Enhancement of titanium dioxide (TiO2) dye-sensitized solar cells (DSSCs) performance with incorporation of reduced graphene oxide (rGO)

The purpose of this thesis is to investigate the structural, optical and electrical properties of titanium dioxide (TiO2) dye-sensitized solar cells (DSSCs) with the incorporation of reduced graphene oxide (rGO). In this experiment, rGO from electrochemical exfoliation, was deposited onto few fluorine-doped tin-oxide (FTO) substrat through spray pyrolysis deposition (SPD) method with different rGO volumes. Then, all the fabricated FTOs went through rutile-phase TiO2 (r-TiO2) with hydrothermal synthesis. From DSSCs analysis, 0.50 mL of rGO volume exhibited the best photovoltaic (PV) performance with the efficiency of 2.61% and open-circuit voltage of 0.70 V. The successful synthesis of rGO, incorporated with TiO2 was confirmed using Raman spectroscopy. The analysis of the samples was done using X-ray diffraction, field emission scanning electron microscopy, ultraviolet-visible spectrophotometry, and incident photon-to-carrier conversion efficiency spectra. Then, another rGO which was produced through Hummers method, was incorporated into anatase-phase TiO2 (a-TiO2) as nanocomposite (NC) mixture. After that, through SPD method, the NC mixture was deposited onto few FTOs.

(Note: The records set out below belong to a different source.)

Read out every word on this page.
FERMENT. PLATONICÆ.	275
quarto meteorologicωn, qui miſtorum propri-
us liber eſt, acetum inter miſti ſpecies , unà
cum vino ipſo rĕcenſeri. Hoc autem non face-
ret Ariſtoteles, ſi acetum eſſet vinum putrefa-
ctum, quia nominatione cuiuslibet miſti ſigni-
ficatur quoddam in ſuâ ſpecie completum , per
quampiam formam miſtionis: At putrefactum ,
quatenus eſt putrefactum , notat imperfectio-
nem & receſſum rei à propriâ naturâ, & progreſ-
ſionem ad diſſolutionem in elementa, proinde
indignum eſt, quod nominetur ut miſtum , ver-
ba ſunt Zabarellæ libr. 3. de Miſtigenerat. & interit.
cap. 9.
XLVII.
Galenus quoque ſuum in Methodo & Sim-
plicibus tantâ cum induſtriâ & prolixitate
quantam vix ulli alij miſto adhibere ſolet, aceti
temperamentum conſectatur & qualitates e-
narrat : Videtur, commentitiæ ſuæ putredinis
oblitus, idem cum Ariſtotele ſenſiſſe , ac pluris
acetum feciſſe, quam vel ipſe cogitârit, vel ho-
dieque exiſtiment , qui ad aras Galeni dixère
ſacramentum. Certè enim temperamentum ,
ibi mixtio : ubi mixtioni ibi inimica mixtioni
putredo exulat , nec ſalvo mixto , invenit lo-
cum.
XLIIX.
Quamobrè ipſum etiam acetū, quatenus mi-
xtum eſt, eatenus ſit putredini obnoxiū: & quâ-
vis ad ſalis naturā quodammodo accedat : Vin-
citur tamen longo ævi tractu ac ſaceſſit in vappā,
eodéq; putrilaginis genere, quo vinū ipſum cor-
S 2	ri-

The a-TiO2 was produced by adding TKC-302 into TiO2 P25 powder. The NC mixture samples significantly contributed towards the improvement of efficiency, when compared with samples without rGO. When 2 mL of rGO was added into a-TiO2, PV performance achieved the highest efficiency of 3.15% and current density of 5.98 mA/cm2. Finally, the combination of rGO and a-TiO2 NC mixture, was overlayered onto r-TiO2. The 2 mL of rGO/a-TiO2 NC mixture which was deposited through SPD onto r-TiO2, exhibited the best PV performance with the highest efficiency of 5.72% and the current density of 10.37 mA/cm2. The rGO acted as an important material, to maximise the photogenerated electrons of photo-induced charge carriers. The photogenerated electrons from dyes transferred through r-TiO2, effectively traveled out to the circuit load, which underwent recombination with holes in the solar cells with enhancement of rGO functions.